This week saw a critical patch notification that will be out in 3 weeks affecting Samba and Microsoft Windows. It was also a week packed with ransomware hitting hospitals, and the news of Home Depot having to pay $19M in compensation to its breached customers.

Highlighting the cyber-security news from the past week in a 120 sec. read. Starting now.



SerNet, the conjoined Microsoft and Samba Team, has issued a critical security update for the SMB/CIFS networking protocol, scheduled for April 12th, 2016, that apparently affects nearly all versions of Windows and Samba.

why is this signficant?

  • This critical flaw that both Samba & Microsoft look to share is termed "Badlock". Given its name this vulnerability is suspected to be related to the client-lock handling mechanism. If true, will this give rise to a new ransomware?
  • Due to the fact that the flaw affects both, may indicate that it could most likely be a protocol design vulnerability.

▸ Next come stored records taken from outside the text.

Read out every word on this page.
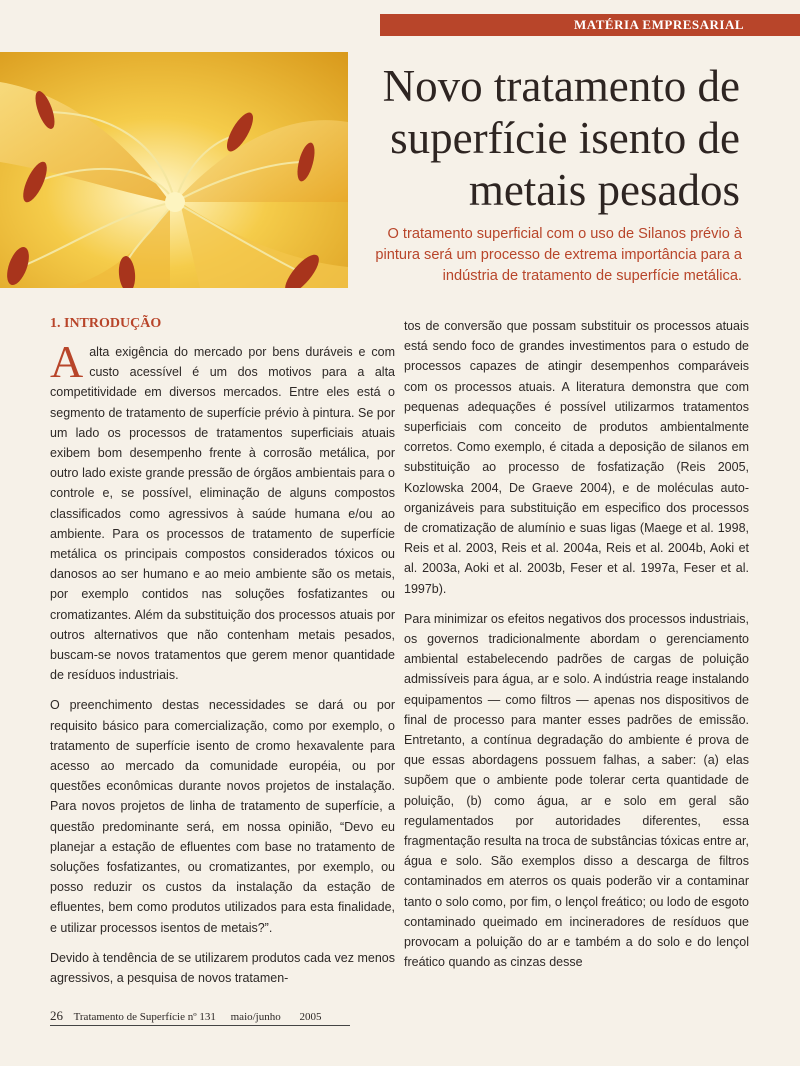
MATÉRIA EMPRESARIAL
Novo tratamento de
superfície isento de
metais pesados

O tratamento superficial com o uso de Silanos prévio à
pintura será um processo de extrema importância para a
indústria de tratamento de superfície metálica.

1. INTRODUÇÃO

Aalta exigência do mercado por bens duráveis e com custo acessível é um dos motivos para a alta competitividade em diversos mercados. Entre eles está o segmento de tratamento de superfície prévio à pintura. Se por um lado os processos de tratamentos superficiais atuais exibem bom desempenho frente à corrosão metálica, por outro lado existe grande pressão de órgãos ambientais para o controle e, se possível, eliminação de alguns compostos classificados como agressivos à saúde humana e/ou ao ambiente. Para os processos de tratamento de superfície metálica os principais compostos considerados tóxicos ou danosos ao ser humano e ao meio ambiente são os metais, por exemplo contidos nas soluções fosfatizantes ou cromatizantes. Além da substituição dos processos atuais por outros alternativos que não contenham metais pesados, buscam-se novos tratamentos que gerem menor quantidade de resíduos industriais.

O preenchimento destas necessidades se dará ou por requisito básico para comercialização, como por exemplo, o tratamento de superfície isento de cromo hexavalente para acesso ao mercado da comunidade européia, ou por questões econômicas durante novos projetos de instalação. Para novos projetos de linha de tratamento de superfície, a questão predominante será, em nossa opinião, “Devo eu planejar a estação de efluentes com base no tratamento de soluções fosfatizantes, ou cromatizantes, por exemplo, ou posso reduzir os custos da instalação da estação de efluentes, bem como produtos utilizados para esta finalidade, e utilizar processos isentos de metais?”.

Devido à tendência de se utilizarem produtos cada vez menos agressivos, a pesquisa de novos tratamen-

tos de conversão que possam substituir os processos atuais está sendo foco de grandes investimentos para o estudo de processos capazes de atingir desempenhos comparáveis com os processos atuais. A literatura demonstra que com pequenas adequações é possível utilizarmos tratamentos superficiais com conceito de produtos ambientalmente corretos. Como exemplo, é citada a deposição de silanos em substituição ao processo de fosfatização (Reis 2005, Kozlowska 2004, De Graeve 2004), e de moléculas auto-organizáveis para substituição em especifico dos processos de cromatização de alumínio e suas ligas (Maege et al. 1998, Reis et al. 2003, Reis et al. 2004a, Reis et al. 2004b, Aoki et al. 2003a, Aoki et al. 2003b, Feser et al. 1997a, Feser et al. 1997b).

Para minimizar os efeitos negativos dos processos industriais, os governos tradicionalmente abordam o gerenciamento ambiental estabelecendo padrões de cargas de poluição admissíveis para água, ar e solo. A indústria reage instalando equipamentos — como filtros — apenas nos dispositivos de final de processo para manter esses padrões de emissão. Entretanto, a contínua degradação do ambiente é prova de que essas abordagens possuem falhas, a saber: (a) elas supõem que o ambiente pode tolerar certa quantidade de poluição, (b) como água, ar e solo em geral são regulamentados por autoridades diferentes, essa fragmentação resulta na troca de substâncias tóxicas entre ar, água e solo. São exemplos disso a descarga de filtros contaminados em aterros os quais poderão vir a contaminar tanto o solo como, por fim, o lençol freático; ou lodo de esgoto contaminado queimado em incineradores de resíduos que provocam a poluição do ar e também a do solo e do lençol freático quando as cinzas desse

26 Tratamento de Superfície nº 131 maio/junho 2005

Read the full story on ITWorld 

/** Read more on design flaws and their ramifications in this research report - Vulnerable by Design: why destructive exploits keep on coming **/



3 U.S. hospitals reported this week that ransomware hit data systems, at Kentucky Methodist Hospital, Chino Valley Medical Center and Desert Valley Hospital, California.

why is this signficant?

  • When the Kentucky Methodist Hospital was hit they called an ‘Internal State of Emergency’ they responded just as they would in a tornado.
  • It seems as though ransomware attackers are preying on simple exploits and being opportunists when it comes to targeting hospitals.  If this trend continues, the downtime will take a toll on healthcare as we know it today.  On the same note, the attackers' demand will start increasing and the value of the stolen patient credentials will increase the sophistication of the ransomware and how it is dispersed.

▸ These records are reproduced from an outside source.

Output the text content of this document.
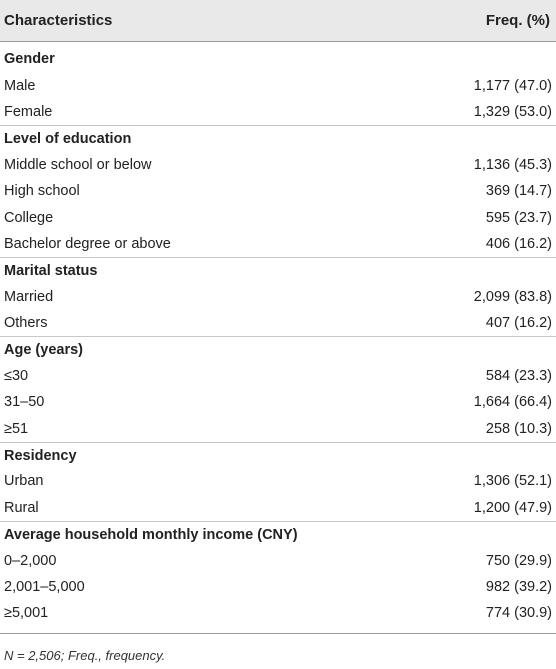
Characteristics	Freq. (%)
Gender
Male	1,177 (47.0)
Female	1,329 (53.0)
Level of education
Middle school or below	1,136 (45.3)
High school	369 (14.7)
College	595 (23.7)
Bachelor degree or above	406 (16.2)
Marital status
Married	2,099 (83.8)
Others	407 (16.2)
Age (years)
≤30	584 (23.3)
31–50	1,664 (66.4)
≥51	258 (10.3)
Residency
Urban	1,306 (52.1)
Rural	1,200 (47.9)
Average household monthly income (CNY)
0–2,000	750 (29.9)
2,001–5,000	982 (39.2)
≥5,001	774 (30.9)
N = 2,506; Freq., frequency.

Read the full story on Krebs On Security

Cost of a Breach

After Home Depot's 2014 data breach, the court concluded Home Depot must compensate the affected customers by paying them at least $19M.

why is this signficant?

  • Apparently, Home Depot had ignored security warnings that their anti-virus had not been updated in 7 years.  This made Home Depot a perfect candidate for the BlackPOS (point-of-sale) malware that sent customer payment information to the threat actors every time a payment card was swiped at the register. Now, Home Depot must add an information security chief to its staff to improve data security moving forward.
  • Home Depot's 2014 breach compromised 56 million customer's payment data and Home Depot apparently "is not admitting to any wrongdoing and is not accepting any liability moving forward".